La política y la democracia, en suma, son hoy la obra de lo instantáneo. Lo que importa no es tanto el enlatado informativo tomado de la realidad y de su división a conveniencia o manipulado con vistas a la sensibilidad del receptor, sino que este se sienta a gusto, bombardeado con datos capaces de sostener su fugaz atención; así se obvien los otros elementos que, como lo he señalado, conforman la realidad cabal, tal y como es.
Ello explica, además, la fragilidad y transitoriedad o fugacidad de los liderazgos políticos y/o democráticos emergentes [Venezuela], quedando a salvo quienes se atrincheran en el poder hasta que las turbas digitales los echan o los liberan de sus cárceles [Bolivia, Brasil y Argentina] o quienes rompen el molde del relativismo comentado y apelan al sostenimiento unilateral de las raíces o valores nacionales [Estados Unidos y Gran Bretaña].

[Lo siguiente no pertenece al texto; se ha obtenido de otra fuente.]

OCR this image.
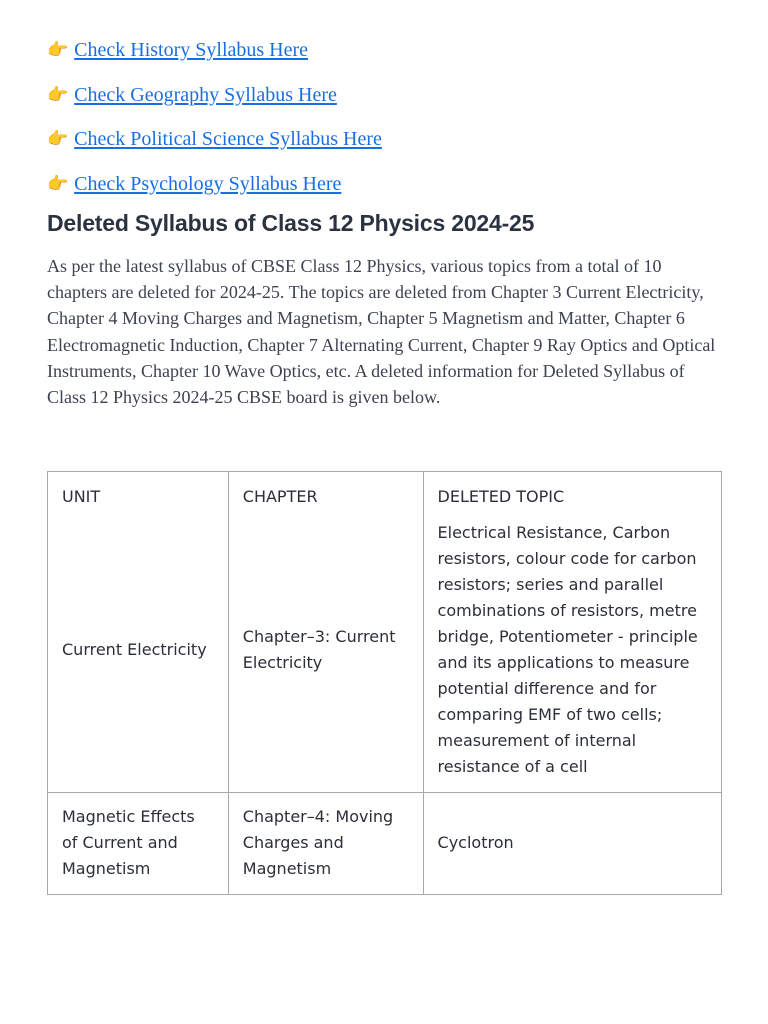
👉 Check History Syllabus Here
👉 Check Geography Syllabus Here
👉 Check Political Science Syllabus Here
👉 Check Psychology Syllabus Here
Deleted Syllabus of Class 12 Physics 2024-25

As per the latest syllabus of CBSE Class 12 Physics, various topics from a total of 10 chapters are deleted for 2024-25. The topics are deleted from Chapter 3 Current Electricity, Chapter 4 Moving Charges and Magnetism, Chapter 5 Magnetism and Matter, Chapter 6 Electromagnetic Induction, Chapter 7 Alternating Current, Chapter 9 Ray Optics and Optical Instruments, Chapter 10 Wave Optics, etc. A deleted information for Deleted Syllabus of Class 12 Physics 2024-25 CBSE board is given below.

UNIT	CHAPTER	DELETED TOPIC
Current Electricity	Chapter–3: Current Electricity	Electrical Resistance, Carbon resistors, colour code for carbon resistors; series and parallel combinations of resistors, metre bridge, Potentiometer - principle and its applications to measure potential difference and for comparing EMF of two cells; measurement of internal resistance of a cell
Magnetic Effects of Current and Magnetism	Chapter–4: Moving Charges and Magnetism	Cyclotron
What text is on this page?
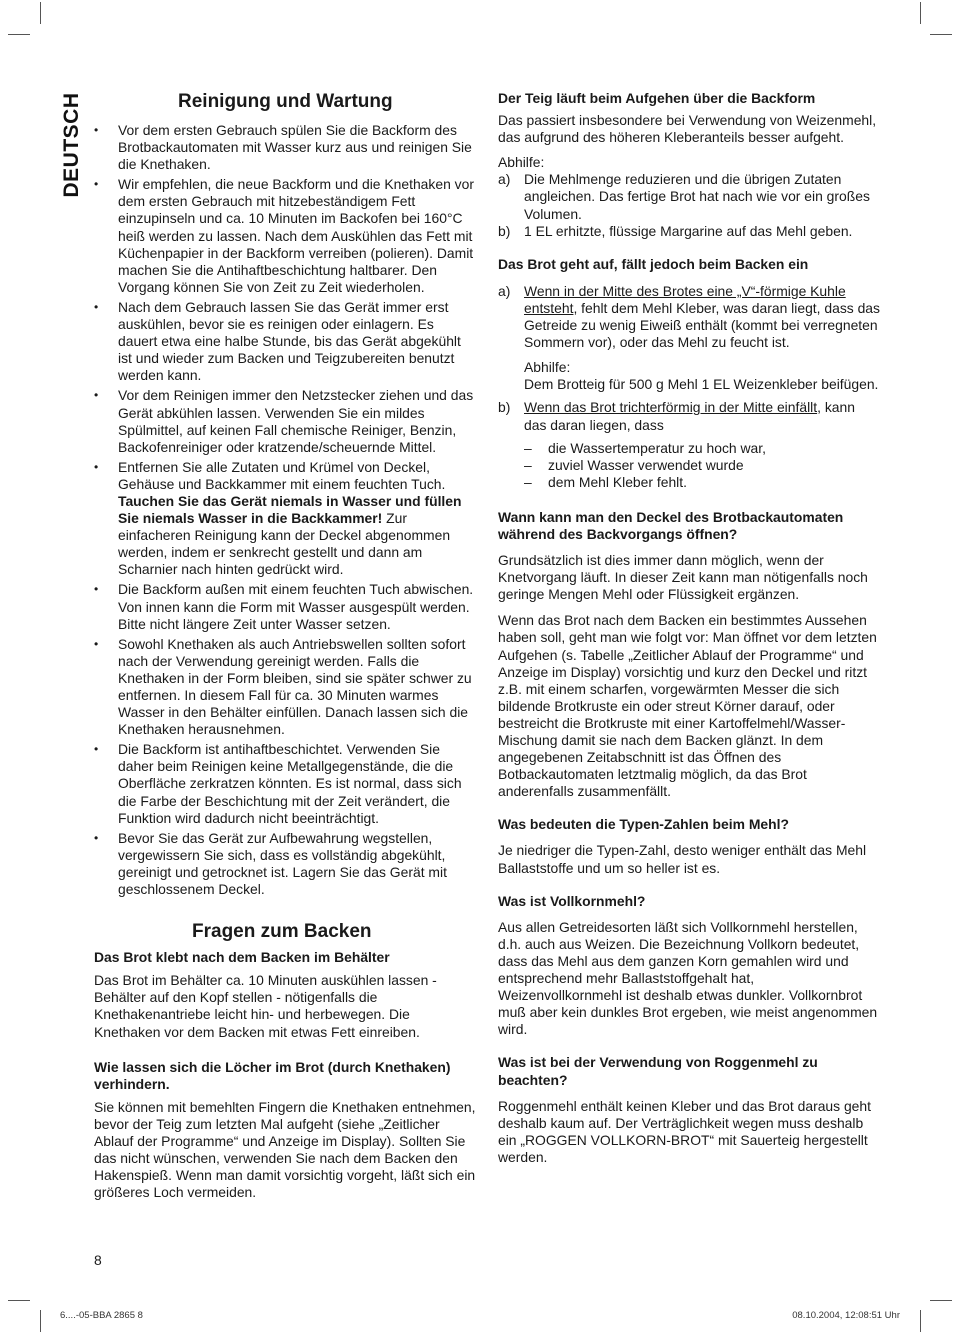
DEUTSCH	Reinigung und Wartung
• Vor dem ersten Gebrauch spülen Sie die Backform des Brotbackautomaten mit Wasser kurz aus und reinigen Sie die Knethaken.
• Wir empfehlen, die neue Backform und die Knethaken vor dem ersten Gebrauch mit hitzebeständigem Fett einzupinseln und ca. 10 Minuten im Backofen bei 160°C heiß werden zu lassen. Nach dem Auskühlen das Fett mit Küchenpapier in der Backform verreiben (polieren). Damit machen Sie die Antihaftbeschichtung haltbarer. Den Vorgang können Sie von Zeit zu Zeit wiederholen.
• Nach dem Gebrauch lassen Sie das Gerät immer erst auskühlen, bevor sie es reinigen oder einlagern. Es dauert etwa eine halbe Stunde, bis das Gerät abgekühlt ist und wieder zum Backen und Teigzubereiten benutzt werden kann.
• Vor dem Reinigen immer den Netzstecker ziehen und das Gerät abkühlen lassen. Verwenden Sie ein mildes Spülmittel, auf keinen Fall chemische Reiniger, Benzin, Backofenreiniger oder kratzende/scheuernde Mittel.
• Entfernen Sie alle Zutaten und Krümel von Deckel, Gehäuse und Backkammer mit einem feuchten Tuch. Tauchen Sie das Gerät niemals in Wasser und füllen Sie niemals Wasser in die Backkammer! Zur einfacheren Reinigung kann der Deckel abgenommen werden, indem er senkrecht gestellt und dann am Scharnier nach hinten gedrückt wird.
• Die Backform außen mit einem feuchten Tuch abwischen. Von innen kann die Form mit Wasser ausgespült werden. Bitte nicht längere Zeit unter Wasser setzen.
• Sowohl Knethaken als auch Antriebswellen sollten sofort nach der Verwendung gereinigt werden. Falls die Knethaken in der Form bleiben, sind sie später schwer zu entfernen. In diesem Fall für ca. 30 Minuten warmes Wasser in den Behälter einfüllen. Danach lassen sich die Knethaken herausnehmen.
• Die Backform ist antihaftbeschichtet. Verwenden Sie daher beim Reinigen keine Metallgegenstände, die die Oberfläche zerkratzen könnten. Es ist normal, dass sich die Farbe der Beschichtung mit der Zeit verändert, die Funktion wird dadurch nicht beeinträchtigt.
• Bevor Sie das Gerät zur Aufbewahrung wegstellen, vergewissern Sie sich, dass es vollständig abgekühlt, gereinigt und getrocknet ist. Lagern Sie das Gerät mit geschlossenem Deckel.
Fragen zum Backen
Das Brot klebt nach dem Backen im Behälter

Das Brot im Behälter ca. 10 Minuten auskühlen lassen - Behälter auf den Kopf stellen - nötigenfalls die Knethakenantriebe leicht hin- und herbewegen. Die Knethaken vor dem Backen mit etwas Fett einreiben.

Wie lassen sich die Löcher im Brot (durch Knethaken) verhindern.

Sie können mit bemehlten Fingern die Knethaken entnehmen, bevor der Teig zum letzten Mal aufgeht (siehe „Zeitlicher Ablauf der Programme“ und Anzeige im Display). Sollten Sie das nicht wünschen, verwenden Sie nach dem Backen den Hakenspieß. Wenn man damit vorsichtig vorgeht, läßt sich ein größeres Loch vermeiden.

Der Teig läuft beim Aufgehen über die Backform

Das passiert insbesondere bei Verwendung von Weizenmehl, das aufgrund des höheren Kleberanteils besser aufgeht.

Abhilfe:

a) Die Mehlmenge reduzieren und die übrigen Zutaten angleichen. Das fertige Brot hat nach wie vor ein großes Volumen.
b) 1 EL erhitzte, flüssige Margarine auf das Mehl geben.
Das Brot geht auf, fällt jedoch beim Backen ein
a) Wenn in der Mitte des Brotes eine „V“-förmige Kuhle entsteht, fehlt dem Mehl Kleber, was daran liegt, dass das Getreide zu wenig Eiweiß enthält (kommt bei verregneten Sommern vor), oder das Mehl zu feucht ist.

Abhilfe:

Dem Brotteig für 500 g Mehl 1 EL Weizenkleber beifügen.

b) Wenn das Brot trichterförmig in der Mitte einfällt, kann das daran liegen, dass
–	die Wassertemperatur zu hoch war,
–	zuviel Wasser verwendet wurde
–	dem Mehl Kleber fehlt.
Wann kann man den Deckel des Brotbackautomaten während des Backvorgangs öffnen?

Grundsätzlich ist dies immer dann möglich, wenn der Knetvorgang läuft. In dieser Zeit kann man nötigenfalls noch geringe Mengen Mehl oder Flüssigkeit ergänzen.

Wenn das Brot nach dem Backen ein bestimmtes Aussehen haben soll, geht man wie folgt vor: Man öffnet vor dem letzten Aufgehen (s. Tabelle „Zeitlicher Ablauf der Programme“ und Anzeige im Display) vorsichtig und kurz den Deckel und ritzt z.B. mit einem scharfen, vorgewärmten Messer die sich bildende Brotkruste ein oder streut Körner darauf, oder bestreicht die Brotkruste mit einer Kartoffelmehl/Wasser-Mischung damit sie nach dem Backen glänzt. In dem angegebenen Zeitabschnitt ist das Öffnen des Botbackautomaten letztmalig möglich, da das Brot anderenfalls zusammenfällt.

Was bedeuten die Typen-Zahlen beim Mehl?

Je niedriger die Typen-Zahl, desto weniger enthält das Mehl Ballaststoffe und um so heller ist es.

Was ist Vollkornmehl?

Aus allen Getreidesorten läßt sich Vollkornmehl herstellen, d.h. auch aus Weizen. Die Bezeichnung Vollkorn bedeutet, dass das Mehl aus dem ganzen Korn gemahlen wird und entsprechend mehr Ballaststoffgehalt hat, Weizenvollkornmehl ist deshalb etwas dunkler. Vollkornbrot muß aber kein dunkles Brot ergeben, wie meist angenommen wird.

Was ist bei der Verwendung von Roggenmehl zu beachten?

Roggenmehl enthält keinen Kleber und das Brot daraus geht deshalb kaum auf. Der Verträglichkeit wegen muss deshalb ein „ROGGEN VOLLKORN-BROT“ mit Sauerteig hergestellt werden.

8
6....-05-BBA 2865 8	08.10.2004, 12:08:51 Uhr
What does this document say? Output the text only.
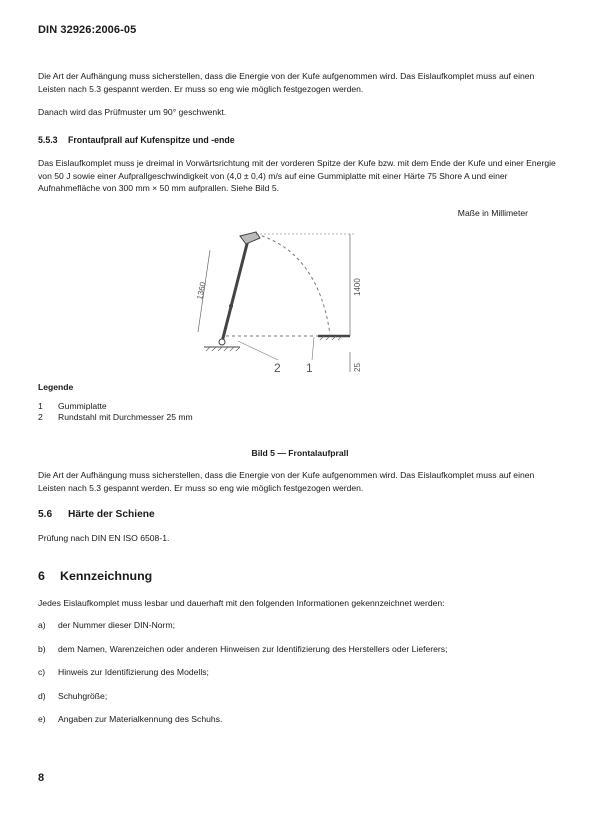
DIN 32926:2006-05

Die Art der Aufhängung muss sicherstellen, dass die Energie von der Kufe aufgenommen wird. Das Eislaufkomplet muss auf einen Leisten nach 5.3 gespannt werden. Er muss so eng wie möglich festgezogen werden.

Danach wird das Prüfmuster um 90° geschwenkt.

5.5.3 Frontaufprall auf Kufenspitze und -ende

Das Eislaufkomplet muss je dreimal in Vorwärtsrichtung mit der vorderen Spitze der Kufe bzw. mit dem Ende der Kufe und einer Energie von 50 J sowie einer Aufprallgeschwindigkeit von (4,0 ± 0,4) m/s auf eine Gummiplatte mit einer Härte 75 Shore A und einer Aufnahmefläche von 300 mm × 50 mm aufprallen. Siehe Bild 5.

Maße in Millimeter
1360	1400
25
2 1
Legende
1 Gummiplatte
2 Rundstahl mit Durchmesser 25 mm
Bild 5 — Frontalaufprall

Die Art der Aufhängung muss sicherstellen, dass die Energie von der Kufe aufgenommen wird. Das Eislaufkomplet muss auf einen Leisten nach 5.3 gespannt werden. Er muss so eng wie möglich festgezogen werden.

5.6 Härte der Schiene

Prüfung nach DIN EN ISO 6508-1.

6 Kennzeichnung

Jedes Eislaufkomplet muss lesbar und dauerhaft mit den folgenden Informationen gekennzeichnet werden:

a) der Nummer dieser DIN-Norm;
b) dem Namen, Warenzeichen oder anderen Hinweisen zur Identifizierung des Herstellers oder Lieferers;
c) Hinweis zur Identifizierung des Modells;
d) Schuhgröße;
e) Angaben zur Materialkennung des Schuhs.
8
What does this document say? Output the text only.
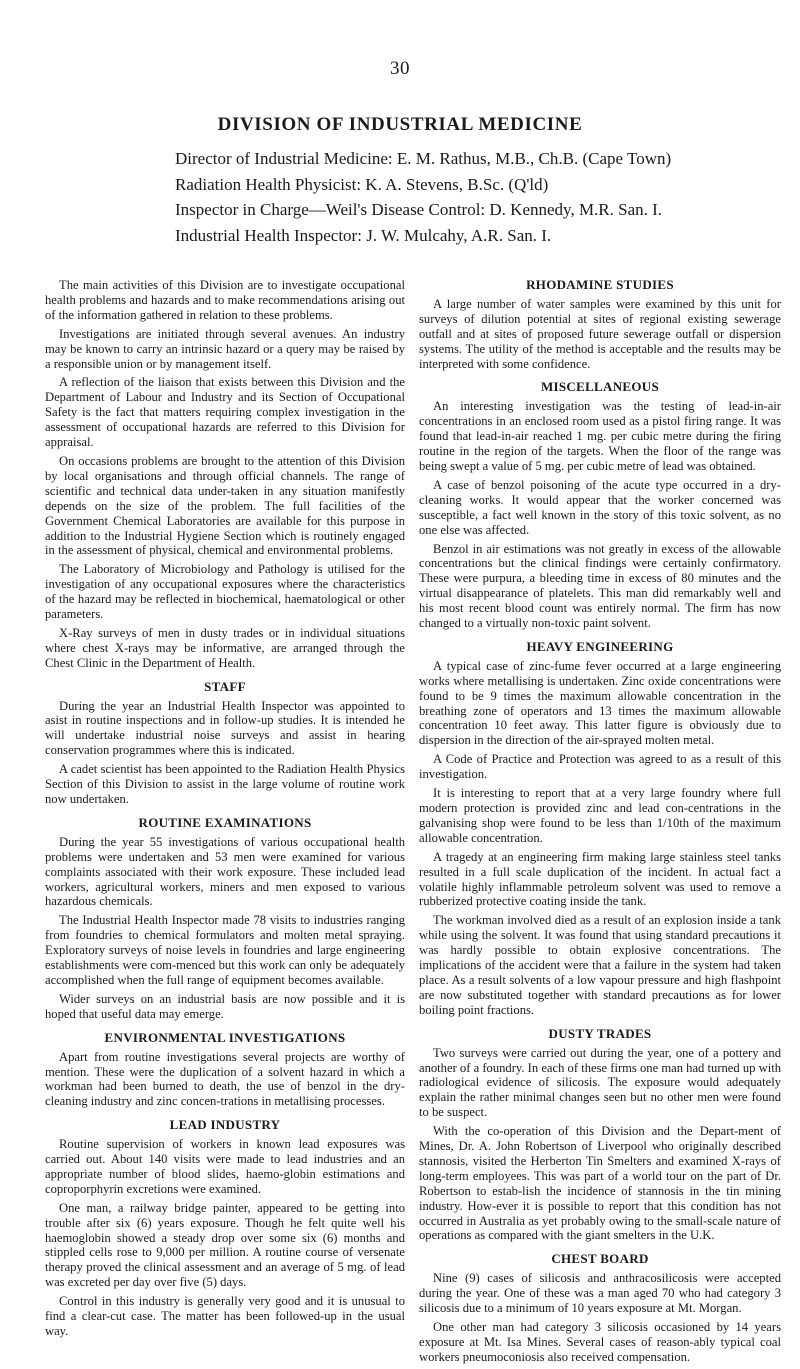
30
DIVISION OF INDUSTRIAL MEDICINE
Director of Industrial Medicine: E. M. Rathus, M.B., Ch.B. (Cape Town)
Radiation Health Physicist: K. A. Stevens, B.Sc. (Q'ld)
Inspector in Charge—Weil's Disease Control: D. Kennedy, M.R. San. I.
Industrial Health Inspector: J. W. Mulcahy, A.R. San. I.

The main activities of this Division are to investigate occupational health problems and hazards and to make recommendations arising out of the information gathered in relation to these problems.

Investigations are initiated through several avenues. An industry may be known to carry an intrinsic hazard or a query may be raised by a responsible union or by management itself.

A reflection of the liaison that exists between this Division and the Department of Labour and Industry and its Section of Occupational Safety is the fact that matters requiring complex investigation in the assessment of occupational hazards are referred to this Division for appraisal.

On occasions problems are brought to the attention of this Division by local organisations and through official channels. The range of scientific and technical data under-taken in any situation manifestly depends on the size of the problem. The full facilities of the Government Chemical Laboratories are available for this purpose in addition to the Industrial Hygiene Section which is routinely engaged in the assessment of physical, chemical and environmental problems.

The Laboratory of Microbiology and Pathology is utilised for the investigation of any occupational exposures where the characteristics of the hazard may be reflected in biochemical, haematological or other parameters.

X-Ray surveys of men in dusty trades or in individual situations where chest X-rays may be informative, are arranged through the Chest Clinic in the Department of Health.

STAFF

During the year an Industrial Health Inspector was appointed to asist in routine inspections and in follow-up studies. It is intended he will undertake industrial noise surveys and assist in hearing conservation programmes where this is indicated.

A cadet scientist has been appointed to the Radiation Health Physics Section of this Division to assist in the large volume of routine work now undertaken.

ROUTINE EXAMINATIONS

During the year 55 investigations of various occupational health problems were undertaken and 53 men were examined for various complaints associated with their work exposure. These included lead workers, agricultural workers, miners and men exposed to various hazardous chemicals.

The Industrial Health Inspector made 78 visits to industries ranging from foundries to chemical formulators and molten metal spraying. Exploratory surveys of noise levels in foundries and large engineering establishments were com-menced but this work can only be adequately accomplished when the full range of equipment becomes available.

Wider surveys on an industrial basis are now possible and it is hoped that useful data may emerge.

ENVIRONMENTAL INVESTIGATIONS

Apart from routine investigations several projects are worthy of mention. These were the duplication of a solvent hazard in which a workman had been burned to death, the use of benzol in the dry-cleaning industry and zinc concen-trations in metallising processes.

LEAD INDUSTRY

Routine supervision of workers in known lead exposures was carried out. About 140 visits were made to lead industries and an appropriate number of blood slides, haemo-globin estimations and coproporphyrin excretions were examined.

One man, a railway bridge painter, appeared to be getting into trouble after six (6) years exposure. Though he felt quite well his haemoglobin showed a steady drop over some six (6) months and stippled cells rose to 9,000 per million. A routine course of versenate therapy proved the clinical assessment and an average of 5 mg. of lead was excreted per day over five (5) days.

Control in this industry is generally very good and it is unusual to find a clear-cut case. The matter has been followed-up in the usual way.

RHODAMINE STUDIES

A large number of water samples were examined by this unit for surveys of dilution potential at sites of regional existing sewerage outfall and at sites of proposed future sewerage outfall or dispersion systems. The utility of the method is acceptable and the results may be interpreted with some confidence.

MISCELLANEOUS

An interesting investigation was the testing of lead-in-air concentrations in an enclosed room used as a pistol firing range. It was found that lead-in-air reached 1 mg. per cubic metre during the firing routine in the region of the targets. When the floor of the range was being swept a value of 5 mg. per cubic metre of lead was obtained.

A case of benzol poisoning of the acute type occurred in a dry-cleaning works. It would appear that the worker concerned was susceptible, a fact well known in the story of this toxic solvent, as no one else was affected.

Benzol in air estimations was not greatly in excess of the allowable concentrations but the clinical findings were certainly confirmatory. These were purpura, a bleeding time in excess of 80 minutes and the virtual disappearance of platelets. This man did remarkably well and his most recent blood count was entirely normal. The firm has now changed to a virtually non-toxic paint solvent.

HEAVY ENGINEERING

A typical case of zinc-fume fever occurred at a large engineering works where metallising is undertaken. Zinc oxide concentrations were found to be 9 times the maximum allowable concentration in the breathing zone of operators and 13 times the maximum allowable concentration 10 feet away. This latter figure is obviously due to dispersion in the direction of the air-sprayed molten metal.

A Code of Practice and Protection was agreed to as a result of this investigation.

It is interesting to report that at a very large foundry where full modern protection is provided zinc and lead con-centrations in the galvanising shop were found to be less than 1/10th of the maximum allowable concentration.

A tragedy at an engineering firm making large stainless steel tanks resulted in a full scale duplication of the incident. In actual fact a volatile highly inflammable petroleum solvent was used to remove a rubberized protective coating inside the tank.

The workman involved died as a result of an explosion inside a tank while using the solvent. It was found that using standard precautions it was hardly possible to obtain explosive concentrations. The implications of the accident were that a failure in the system had taken place. As a result solvents of a low vapour pressure and high flashpoint are now substituted together with standard precautions as for lower boiling point fractions.

DUSTY TRADES

Two surveys were carried out during the year, one of a pottery and another of a foundry. In each of these firms one man had turned up with radiological evidence of silicosis. The exposure would adequately explain the rather minimal changes seen but no other men were found to be suspect.

With the co-operation of this Division and the Depart-ment of Mines, Dr. A. John Robertson of Liverpool who originally described stannosis, visited the Herberton Tin Smelters and examined X-rays of long-term employees. This was part of a world tour on the part of Dr. Robertson to estab-lish the incidence of stannosis in the tin mining industry. How-ever it is possible to report that this condition has not occurred in Australia as yet probably owing to the small-scale nature of operations as compared with the giant smelters in the U.K.

CHEST BOARD

Nine (9) cases of silicosis and anthracosilicosis were accepted during the year. One of these was a man aged 70 who had category 3 silicosis due to a minimum of 10 years exposure at Mt. Morgan.

One other man had category 3 silicosis occasioned by 14 years exposure at Mt. Isa Mines. Several cases of reason-ably typical coal workers pneumoconiosis also received compensation.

Admitida, pues, la declinación del Estado y el agotamiento de los partidos como diafragmas entre la sociedad civil y la sociedad política [vid. mi libro La democracia del siglo XXI y el final de los Estados, La Hoja del Norte, 2009], en la sociedad de la información posmoderna son el ecosistema digital y sus mecanismos los que ordenan o son capaces de pulverizar a las sociedades o de instalar en ellas narrativas políticas de oportunidad, a fin amalgamarlas circunstancialmente, mientras vuelven a su estadio de liquidez adquirido: “Los fluidos, por así decirlo, no se fijan al espacio ni se atan al tiempo”.